The relationship between racial identity, perceived racial discrimination, and the academic self-concept of African American college men: A mixed-methods examination
The academic experiences of African American male college students have been the focus of recent social scientific research. This dissertation focuses on three specific factors of the educational experiences of African American male college students—perceived racial discrimination, racial identity and academic Self-Concept. Four questions guided this study (1) What is the relationship between perceived racial discrimination (PRD) and academic Self-Concept (ASC)?, (2)What is the relationship between racial identity (RID) and PRD?, (3) What is the relationship between RID and ASC?, and (4) Does the relationship between perceived racial discrimination and academic Self-Concept differ depending on racial identity? If so, how? (a) Is the relationship between PRD and ASC different for students at different levels of RID? (b) Does RID moderate the association between PRD and ASC? The research method employed by this dissertation was a mixed-methods, sequential design. This method is characterized by one data collection procedure being the basis for the subsequent procedure. Quantitative data were collected using the Academic Self-Concept Scale, Cross Social Attitudes Scale and Perceived Racial Discrimination Scale. Qualitative data were gathered from an interview protocol.

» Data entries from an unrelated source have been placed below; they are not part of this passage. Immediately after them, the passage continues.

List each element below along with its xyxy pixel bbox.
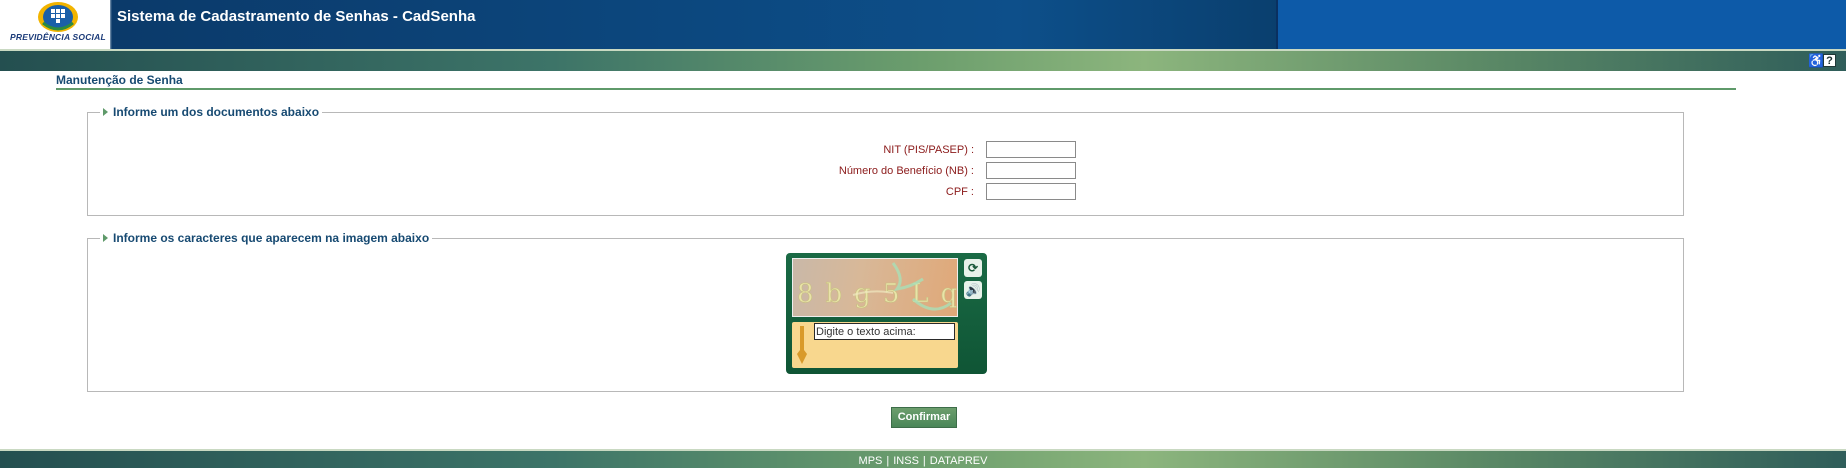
- captcha-legend: Informe os caracteres que aparecem na im…: [100, 231, 433, 245]
- footer-separator: |: [922, 455, 926, 467]
- title-divider: [56, 88, 1736, 90]
- nit-row: NIT (PIS/PASEP) :: [774, 141, 1076, 158]
- nit-input[interactable]: [986, 141, 1076, 158]
- captcha-input[interactable]: [814, 323, 955, 340]
- nit-label: NIT (PIS/PASEP) :: [883, 143, 974, 156]
- footer-link-mps[interactable]: MPS: [859, 453, 883, 470]
- footer-link-inss[interactable]: INSS: [893, 453, 919, 470]
- hand-pointer-icon: [797, 326, 807, 364]
- confirm-button[interactable]: Confirmar: [891, 407, 957, 428]
- logo-text: PREVIDÊNCIA SOCIAL: [10, 32, 106, 42]
- previdencia-logo: PREVIDÊNCIA SOCIAL: [0, 0, 110, 49]
- header: PREVIDÊNCIA SOCIAL Sistema de Cadastrame…: [0, 0, 1846, 49]
- wheelchair-icon[interactable]: ♿: [1808, 54, 1824, 67]
- captcha-legend-text: Informe os caracteres que aparecem na im…: [113, 231, 430, 245]
- help-button[interactable]: ?: [1823, 54, 1836, 67]
- captcha-image: 8bg5Lq: [792, 258, 958, 317]
- arrow-right-icon: [103, 108, 108, 116]
- header-divider: [1276, 0, 1278, 49]
- speaker-icon[interactable]: 🔊: [964, 281, 982, 299]
- app-title: Sistema de Cadastramento de Senhas - Cad…: [117, 8, 476, 25]
- footer-link-dataprev[interactable]: DATAPREV: [930, 453, 988, 470]
- nb-input[interactable]: [986, 162, 1076, 179]
- captcha-widget: 8bg5Lq ⟳ 🔊: [786, 253, 987, 374]
- arrow-right-icon: [103, 234, 108, 242]
- cpf-row: CPF :: [774, 183, 1076, 200]
- cpf-input[interactable]: [986, 183, 1076, 200]
- cpf-label: CPF :: [945, 185, 974, 198]
- nb-row: Número do Benefício (NB) :: [774, 162, 1076, 179]
- nb-label: Número do Benefício (NB) :: [838, 164, 974, 177]
- documents-legend-text: Informe um dos documentos abaixo: [113, 105, 320, 119]
- toolbar-band: ♿ ?: [0, 49, 1846, 71]
- refresh-icon[interactable]: ⟳: [964, 259, 982, 277]
- captcha-fieldset: Informe os caracteres que aparecem na im…: [87, 231, 1684, 392]
- documents-legend: Informe um dos documentos abaixo: [100, 105, 323, 119]
- captcha-image-graphic: 8bg5Lq: [797, 262, 958, 311]
- captcha-input-area: [792, 322, 958, 368]
- captcha-text: 8bg5Lq: [797, 279, 958, 309]
- logo-emblem-icon: [38, 2, 78, 32]
- footer-separator: |: [886, 455, 890, 467]
- page-title: Manutenção de Senha: [56, 73, 183, 87]
- footer: MPS | INSS | DATAPREV: [0, 449, 1846, 468]
- documents-fieldset: Informe um dos documentos abaixo NIT (PI…: [87, 105, 1684, 216]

This research yielded a number of key findings: Perceived racial discrimination from peers PRD from peers was significantly correlated with the peer evaluative dimension of ASC (r= -.226, p < .05); the self-confidence in academics dimension (r= -.184, p < .05); and the satisfaction with school dimension (r= -.187, p < .05); the pre-encounter self-hatred phase of racial identity development was negatively associated with academic Self-Concept; the internalization-multiculturalists phase was positively associated with the self-confidence dimension of academic Self-Concept.